The interpretable embedding module just returns the given input (assuming the input is an embedding output), so this may not work with models that perform modifications to the embedding input prior to the embedding layer. More details can be found in the discussion to this issue #439.

RachitBansal commented 4 years ago

This is the model forward pass in my case.

So, I tried using two configuration for InterpretableEmbeddings, in one case I used it for all the 3 kinds, main embedding layer, positional embedding and the language embedding. The problem with this is that, as can be seen from the forward pass, the positional and language embeding layers take positional and language vectors as inputs, not the input (which would be the embedding in this case). The three embedding outputs are added after that, so the shapes don't match, giving an error.

The second configuration I used was just making the main embedding layer Interpretable, while the other two remain as they were. This returns the NoneType gradient. Which I can't seem to figure out why.

Can you once see the forward pass if you are able to observe anything from it?

vivekmig commented 4 years ago

Hi @RachitBansal , I looked into your code, it seems like the issue might be in the decoder, particularly in this line: tensor = tensor[-1, :, :].data.type_as(src_enc) # (bs, dim) Accessing the data directly no longer maintains the autograd dependency, which is likely causing the error. Removing the .data attribute and accessing the tensor directly should maintain the autograd compute graph appropriately.

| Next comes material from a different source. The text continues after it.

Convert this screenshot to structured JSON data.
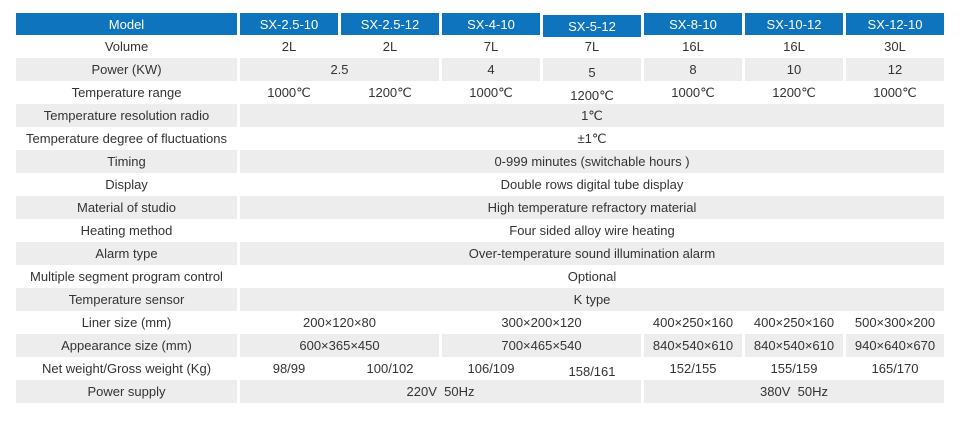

It seems like this method may be intended primarily for inference and not back-propagation, so alternatively, you may be able to use the same decoder method used in training (seems like it may use forward directly rather than the generate method) to fix the issue.

RachitBansal commented 4 years ago

You are absolutely right! It worked after changing the Decoder's inference step to scores = decoder('fwd', x=input_batch.cuda(), lengths=lengths2.cuda(), langs=langs2.cuda(), causal=True, src_enc=encoded, src_len=lengths.cuda(), find_emb=True, all_embs=all_embs).

Thanks a lot @vivekmig.